Les rendements annuels sont affectés par les différentes crises, celle de 1982-1983 au Chili, la crise du peso en 1995 qui touche le Mexique et se répercute sur le Chili, la crise argentine de 2001, la crise budgétaire bolivienne de 2003 et enfin la crise internationale de 2007 qui a affecté les rendements de tous les fonds de pension de la région. Les plus touchés sont les fonds chiliens 22%) et péruviens (-27%) qui comptent la part la plus importante d’actifs étrangers, ainsi que les fonds uruguayens (-23%) en raison de la part placée en titres d’institutions financières (annexe 2.2). Une crise financière affecte le niveau futur des pensions à travers plusieurs canaux (Antolin et Stewart, 2009). Premièrement la perte de valeur des actifs financiers érode la valeur des fonds accumulés. Les affiliés qui liquident leur retraite au moment d’une crise ou quelques années après n’ont pas le temps de restituer les fonds perdus et leur revenu à la retraite, calculé à partir du solde sur leur compte individuel, est inférieur au revenu qu’ils auraient eu s’ils étaient partis juste avant la crise. Pour ceux qui sont déjà à la retraite et qui ont choisi la sortie en capital, les versements qu’ils reçoivent sont revus à la baisse lorsque la performance financière des fonds baisse. Deuxièmement, après une crise financière, les sociétés gestionnaires modifient l’allocation des actifs en augmentant la part des actifs les plus surs, ce qui fait baisser le rendement des placements et par là aura un impact sur les pensions versées. Troisièmement, la crise économique et de l’emploi qui suit un krach affecte les carrières des affiliés et par là le montant total accumulé sur leur compte individuel.

En somme, la composition du portefeuille donne une première explication aux niveaux de rendement et à leur plus ou moins forte volatilité et exposition aux crises. L’allocation des actifs et la part dominante placée en obligations d’Etat est influencée par les restrictions réglementaires mais cela ne semble pas être la seule raison puisque la baisse des seuils minimaux de placement en titres publics et l’autorisation de placements en actions ou en titres étrangers ne se traduisent pas toujours par un changement de la structure du portefeuille. Ceci peut-être lié à la règle du rendement minimum garanti qui influence le comportement de prise de risque des gestionnaires, ainsi qu’au faible développement du marché des capitaux privés qui offre peu d’opportunités de placement (en Bolivie et en Uruguay par exemple).
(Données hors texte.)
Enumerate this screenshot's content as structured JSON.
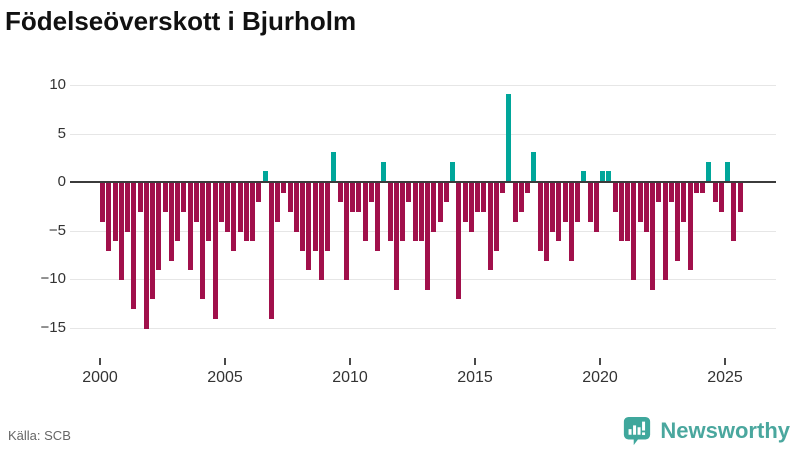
{
  "header": {
    "title": "Födelseöverskott i Bjurholm"
  },
  "footer": {
    "source_label": "Källa: SCB",
    "brand_name": "Newsworthy"
  },
  "colors": {
    "negative_bar": "#a1104b",
    "positive_bar": "#00a69a",
    "brand_teal": "#3fa79c",
    "grid": "#e6e6e6",
    "zero_line": "#3b3b3b",
    "axis_text": "#333333",
    "source_text": "#666666",
    "title_text": "#111111"
  },
  "chart_data": {
    "type": "bar",
    "title": "Födelseöverskott i Bjurholm",
    "xlabel": "",
    "ylabel": "",
    "frequency": "quarterly",
    "start_year": 2000,
    "start_quarter": 1,
    "end_label": "2025 Q3",
    "x_tick_labels": [
      "2000",
      "2005",
      "2010",
      "2015",
      "2020",
      "2025"
    ],
    "x_tick_years": [
      2000,
      2005,
      2010,
      2015,
      2020,
      2025
    ],
    "y_ticks": [
      10,
      5,
      0,
      -5,
      -10,
      -15
    ],
    "y_tick_labels": [
      "10",
      "5",
      "0",
      "−5",
      "−10",
      "−15"
    ],
    "ylim": [
      -16,
      11
    ],
    "grid": true,
    "legend_position": "none",
    "values": [
      -4,
      -7,
      -6,
      -10,
      -5,
      -13,
      -3,
      -15,
      -12,
      -9,
      -3,
      -8,
      -6,
      -3,
      -9,
      -4,
      -12,
      -6,
      -14,
      -4,
      -5,
      -7,
      -5,
      -6,
      -6,
      -2,
      1,
      -14,
      -4,
      -1,
      -3,
      -5,
      -7,
      -9,
      -7,
      -10,
      -7,
      3,
      -2,
      -10,
      -3,
      -3,
      -6,
      -2,
      -7,
      2,
      -6,
      -11,
      -6,
      -2,
      -6,
      -6,
      -11,
      -5,
      -4,
      -2,
      2,
      -12,
      -4,
      -5,
      -3,
      -3,
      -9,
      -7,
      -1,
      9,
      -4,
      -3,
      -1,
      3,
      -7,
      -8,
      -5,
      -6,
      -4,
      -8,
      -4,
      1,
      -4,
      -5,
      1,
      1,
      -3,
      -6,
      -6,
      -10,
      -4,
      -5,
      -11,
      -2,
      -10,
      -2,
      -8,
      -4,
      -9,
      -1,
      -1,
      2,
      -2,
      -3,
      2,
      -6,
      -3
    ]
  }
}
108 Des commissions élevées

Les rendements que nous avons décrits sont des rendements réels bruts, qui ne tiennent pas compte des commissions payées par les cotisants aux fonds de pension. Des commissions élevées affectent donc le rendement du placement retraite pour les affiliés.

Les commissions sont fixées librement par les AFP (sauf en Bolivie) et servent à couvrir les frais de gestion et les frais de marketing et de communication des AFP. Chaque AFP définit ses règles de fixation des commissions en fonction de la règlementation du pays. La plupart des fonds fixe les commissions en pourcentage des salaires, mais certains adoptent une structure des commissions plus complexe avec une part fixée en fonction des salaires, une part fixée en fonction du capital accumulé dans le compte individuel et parfois même une part forfaitaire (au Chili et en Uruguay).

En 2009, les commissions, rapportées aux salaires des cotisants, vont de 0,5% en Bolivie à 1,95% au Pérou. Rapportées aux cotisations, elles sont inférieures à 5% en Bolivie mais dépassent les 10% dans tous les autres pays, allant jusqu’à 21,6% en Argentine (tableau 2.15).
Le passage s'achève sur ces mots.